If you dont find what you are looking for on eshpa websire google ny ags and market and give them a call in Albany. Unlike many other NY gov agencies the folks at ags and market are very friendly and will give you all the guidance you need for legal sale of honey in NY. good luck in you endeavors.


----------



## sqkcrk (Dec 10, 2005)

The Empire State Honey Producers Association website address is eshpa.org, as stated earlier, and it lists NY Bee Laws. We had a talk from a fellow from Cornell Cooperative Extension on the proper ways to handle, bottle, label, and market honey. But I don't see a link to his paper. We'll have to fix that.

NYS Dept. of Ag&MKts at 518-457-2087 and ask for Paul Cappy, NYS Apiculturalist. If he can't answer your questions he can tell you where to find what you want.

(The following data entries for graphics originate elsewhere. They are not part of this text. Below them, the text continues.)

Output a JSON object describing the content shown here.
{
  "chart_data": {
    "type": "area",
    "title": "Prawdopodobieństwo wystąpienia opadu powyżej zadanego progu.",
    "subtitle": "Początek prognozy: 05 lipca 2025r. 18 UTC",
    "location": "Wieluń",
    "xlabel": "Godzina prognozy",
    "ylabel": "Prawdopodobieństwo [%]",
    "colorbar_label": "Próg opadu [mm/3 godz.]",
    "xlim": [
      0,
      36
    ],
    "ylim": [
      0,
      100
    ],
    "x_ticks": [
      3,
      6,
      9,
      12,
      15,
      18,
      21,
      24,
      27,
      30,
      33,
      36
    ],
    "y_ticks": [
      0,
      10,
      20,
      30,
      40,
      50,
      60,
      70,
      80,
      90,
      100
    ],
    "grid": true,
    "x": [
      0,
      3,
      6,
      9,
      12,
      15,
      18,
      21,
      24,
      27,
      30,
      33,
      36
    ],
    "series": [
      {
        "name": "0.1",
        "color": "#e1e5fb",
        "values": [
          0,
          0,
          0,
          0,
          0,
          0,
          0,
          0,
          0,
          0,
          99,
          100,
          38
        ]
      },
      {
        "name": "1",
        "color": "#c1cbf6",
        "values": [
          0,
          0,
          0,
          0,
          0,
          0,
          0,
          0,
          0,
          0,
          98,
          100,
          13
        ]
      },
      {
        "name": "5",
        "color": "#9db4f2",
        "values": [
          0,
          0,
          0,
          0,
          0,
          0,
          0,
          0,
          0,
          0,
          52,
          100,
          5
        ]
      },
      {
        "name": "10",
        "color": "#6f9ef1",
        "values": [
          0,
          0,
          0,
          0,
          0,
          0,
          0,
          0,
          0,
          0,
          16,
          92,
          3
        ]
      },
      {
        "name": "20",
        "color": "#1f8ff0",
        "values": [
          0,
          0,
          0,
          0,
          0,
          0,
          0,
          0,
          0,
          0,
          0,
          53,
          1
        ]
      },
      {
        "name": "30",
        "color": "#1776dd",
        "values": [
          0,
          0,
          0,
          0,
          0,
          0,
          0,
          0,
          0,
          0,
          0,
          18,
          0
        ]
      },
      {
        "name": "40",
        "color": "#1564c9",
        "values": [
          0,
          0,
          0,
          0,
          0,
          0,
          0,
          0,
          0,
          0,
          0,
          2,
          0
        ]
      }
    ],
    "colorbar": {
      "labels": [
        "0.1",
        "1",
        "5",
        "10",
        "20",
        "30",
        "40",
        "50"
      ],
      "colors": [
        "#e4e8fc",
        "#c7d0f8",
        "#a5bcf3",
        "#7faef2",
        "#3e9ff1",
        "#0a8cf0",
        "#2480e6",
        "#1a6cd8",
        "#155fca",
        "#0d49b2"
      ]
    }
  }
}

If eshpa had talks dedicated to beginning beekeeping would you join us and come to the meeting? We are having our Summer Picnic this July 18 at the Greenwich, NY Fair Grounds near Better Bee. Come join the fun.


----------



## Rader Sidetrack (Nov 30, 2011)

Here is a document from Cornell that covers the issues Mark referenced above: 

http://smallfarms.cornell.edu/files/2014/06/Honeycomb-to-Consumer-13n5j37.pdf


----------



## sqkcrk (Dec 10, 2005)

Thanks Graham.


----------



## Mr wannabee (Mar 13, 2015)

Thank you for the help!


----------



## Huntingstoneboy (Feb 10, 2013)

Great read. Thanks Graham!


----------



## malcolmtent (Dec 24, 2019)

Rader Sidertrack posted a link to a Cornell PDF in reply to a member here, but unfortunately, that link is now dead. If anyone has an updated link to this document, I'd appreciate it. If I find one, I'll certainly post it.

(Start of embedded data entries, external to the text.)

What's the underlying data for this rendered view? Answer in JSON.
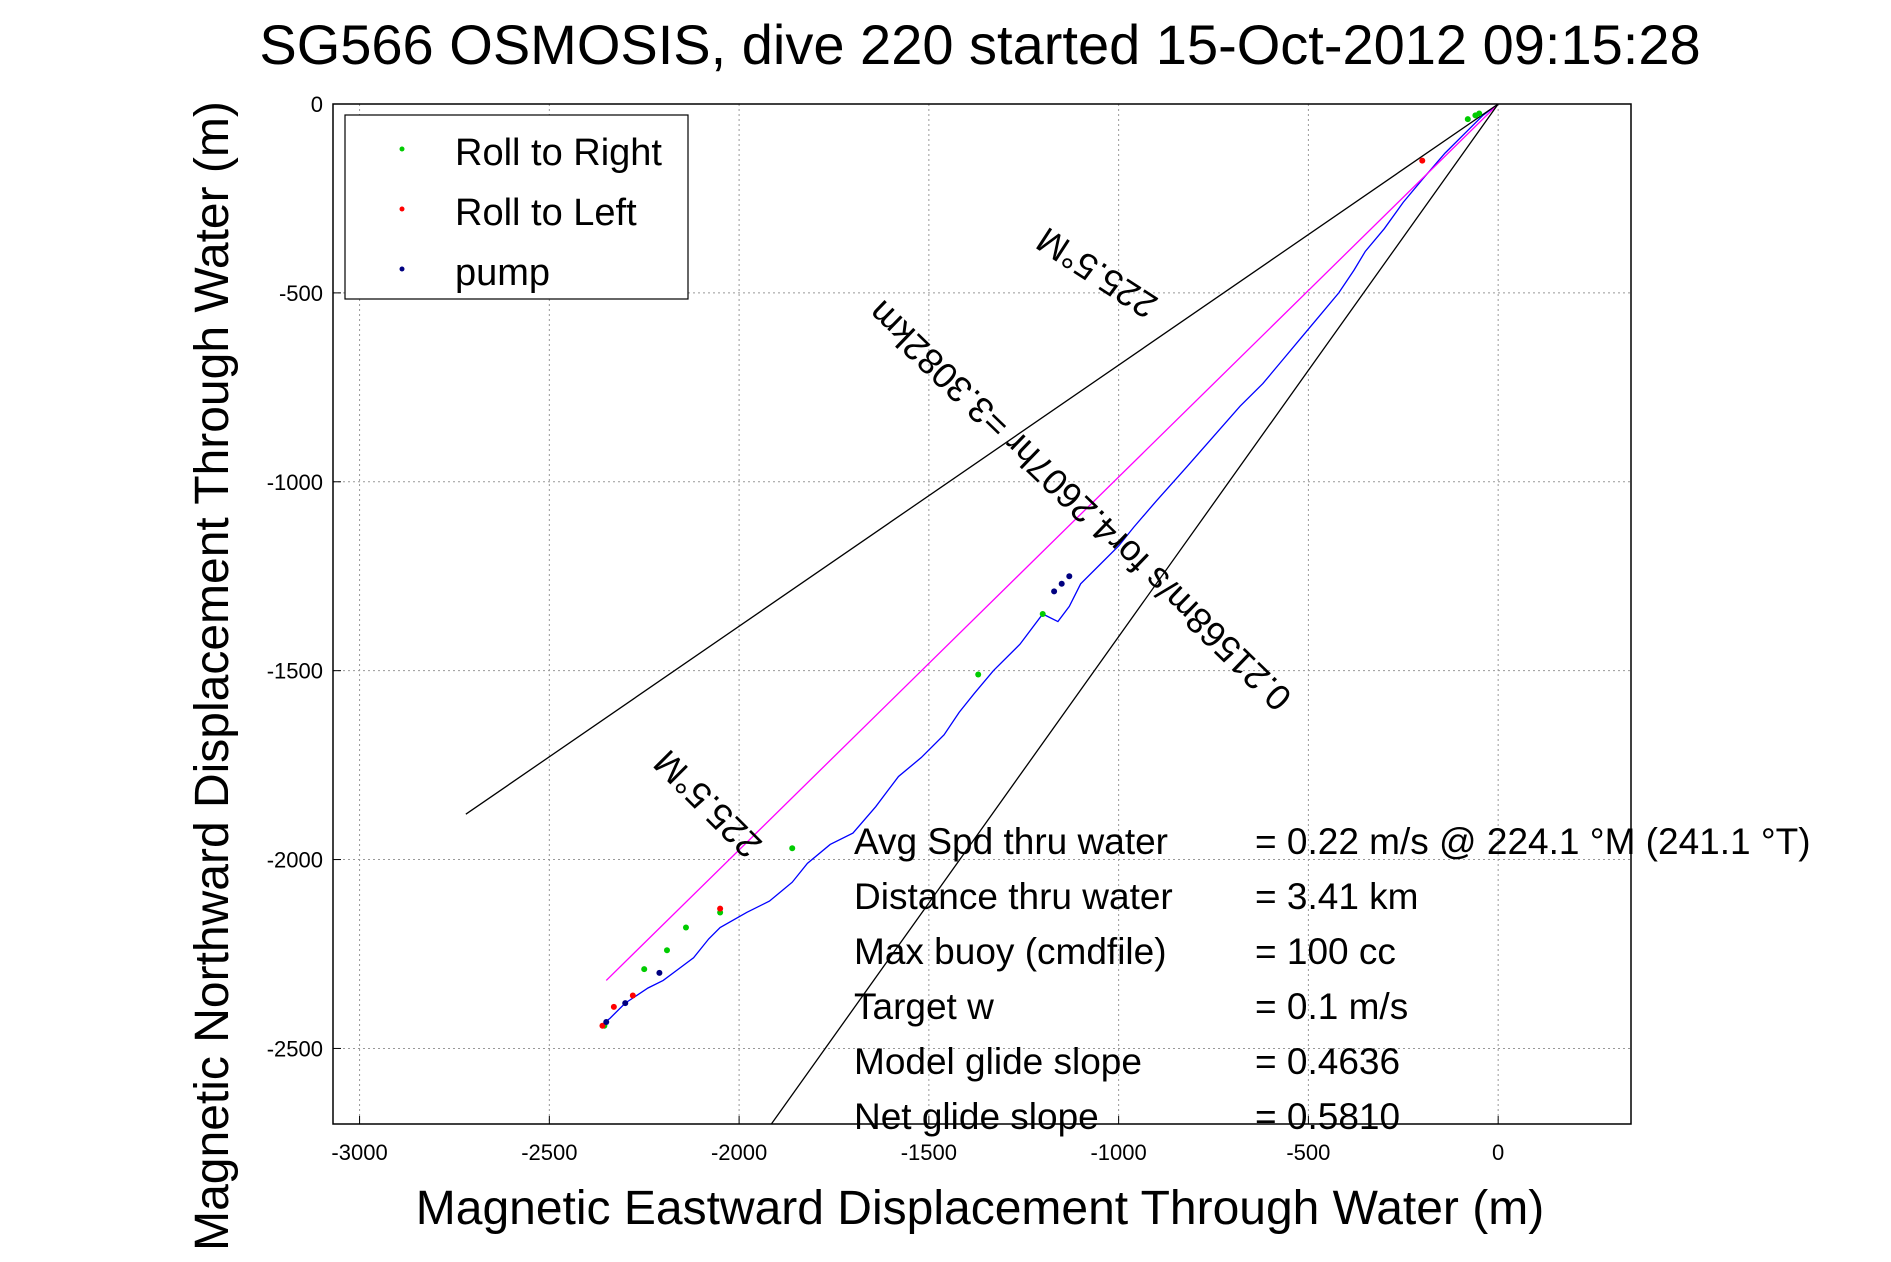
{
  "chart_data": {
    "type": "line",
    "title": "SG566 OSMOSIS, dive 220 started 15-Oct-2012 09:15:28",
    "xlabel": "Magnetic Eastward Displacement Through Water (m)",
    "ylabel": "Magnetic Northward Displacement Through Water (m)",
    "xlim": [
      -3070,
      350
    ],
    "ylim": [
      -2700,
      0
    ],
    "xticks": [
      -3000,
      -2500,
      -2000,
      -1500,
      -1000,
      -500,
      0
    ],
    "xtick_labels": [
      "-3000",
      "-2500",
      "-2000",
      "-1500",
      "-1000",
      "-500",
      "0"
    ],
    "yticks": [
      0,
      -500,
      -1000,
      -1500,
      -2000,
      -2500
    ],
    "ytick_labels": [
      "0",
      "-500",
      "-1000",
      "-1500",
      "-2000",
      "-2500"
    ],
    "grid": true,
    "legend": {
      "placement": "top-left",
      "entries": [
        {
          "label": "Roll to Right",
          "color": "#00cc00"
        },
        {
          "label": "Roll to Left",
          "color": "#ff0000"
        },
        {
          "label": "pump",
          "color": "#000080"
        }
      ]
    },
    "series": [
      {
        "color": "#0000ff",
        "x": [
          0,
          -40,
          -80,
          -140,
          -200,
          -250,
          -300,
          -350,
          -380,
          -420,
          -470,
          -520,
          -570,
          -620,
          -680,
          -750,
          -820,
          -900,
          -960,
          -1000,
          -1050,
          -1100,
          -1130,
          -1160,
          -1200,
          -1260,
          -1330,
          -1380,
          -1420,
          -1460,
          -1520,
          -1580,
          -1640,
          -1700,
          -1760,
          -1820,
          -1860,
          -1920,
          -1980,
          -2050,
          -2080,
          -2120,
          -2160,
          -2200,
          -2240,
          -2270,
          -2300,
          -2340,
          -2365
        ],
        "y": [
          0,
          -30,
          -70,
          -130,
          -200,
          -260,
          -330,
          -390,
          -440,
          -500,
          -560,
          -620,
          -680,
          -740,
          -800,
          -880,
          -960,
          -1050,
          -1120,
          -1170,
          -1220,
          -1270,
          -1330,
          -1370,
          -1350,
          -1430,
          -1500,
          -1560,
          -1610,
          -1670,
          -1730,
          -1780,
          -1860,
          -1930,
          -1960,
          -2010,
          -2060,
          -2110,
          -2140,
          -2180,
          -2210,
          -2260,
          -2290,
          -2320,
          -2340,
          -2360,
          -2380,
          -2420,
          -2440
        ]
      },
      {
        "color": "#ff00ff",
        "x": [
          0,
          -2350
        ],
        "y": [
          0,
          -2320
        ]
      },
      {
        "color": "#000000",
        "x": [
          0,
          -2720
        ],
        "y": [
          0,
          -1880
        ]
      },
      {
        "color": "#000000",
        "x": [
          0,
          -1915
        ],
        "y": [
          0,
          -2700
        ]
      }
    ],
    "markers": {
      "roll_right": {
        "color": "#00cc00",
        "x": [
          -80,
          -60,
          -50,
          -1200,
          -1370,
          -1860,
          -2050,
          -2140,
          -2190,
          -2250,
          -2355
        ],
        "y": [
          -40,
          -30,
          -25,
          -1350,
          -1510,
          -1970,
          -2140,
          -2180,
          -2240,
          -2290,
          -2440
        ]
      },
      "roll_left": {
        "color": "#ff0000",
        "x": [
          -200,
          -2050,
          -2280,
          -2330,
          -2360
        ],
        "y": [
          -150,
          -2130,
          -2360,
          -2390,
          -2440
        ]
      },
      "pump": {
        "color": "#000080",
        "x": [
          -1170,
          -1150,
          -1130,
          -2210,
          -2300,
          -2350
        ],
        "y": [
          -1290,
          -1270,
          -1250,
          -2300,
          -2380,
          -2430
        ]
      }
    },
    "annotations": [
      {
        "text": "225.5°M",
        "x": -1040,
        "y": -420,
        "rotate": 213
      },
      {
        "text": "0.21568m/s for4.2607hr =3.3082km",
        "x": -1080,
        "y": -1040,
        "rotate": 224
      },
      {
        "text": "225.5°M",
        "x": -2060,
        "y": -1830,
        "rotate": 225
      }
    ],
    "stats": [
      {
        "label": "Avg Spd thru water",
        "value": "=  0.22 m/s @ 224.1 °M (241.1 °T)"
      },
      {
        "label": "Distance thru water",
        "value": "=  3.41 km"
      },
      {
        "label": "Max buoy (cmdfile)",
        "value": "= 100 cc"
      },
      {
        "label": "Target w",
        "value": "= 0.1 m/s"
      },
      {
        "label": "Model glide slope",
        "value": "= 0.4636"
      },
      {
        "label": "Net glide slope",
        "value": "= 0.5810"
      }
    ]
  }
}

However, while searching the Cornell site, I found this which might be of interest:

"Selling Honey or Maple Syrup

These products are exempt from licensing if you do not add ingredients or repack. Production facilities must be clean and sanitary. If you make specialty flavored honey or maple products, you must have an Article 20-C License. Maple syrup is subject to grade identification. For more information on the sale of maple syrup, request Circular 947 from the NYS Department of Agriculture & Markets or visit http://www.agriculture.ny.gov/FS/general/farmprods.html for a copy."

This is in the page https://smallfarms.cornell.edu/2017/05/43-marketing-regulations/

Don't bother clicking on the link for farmprods.html - it's already a dead link!


----------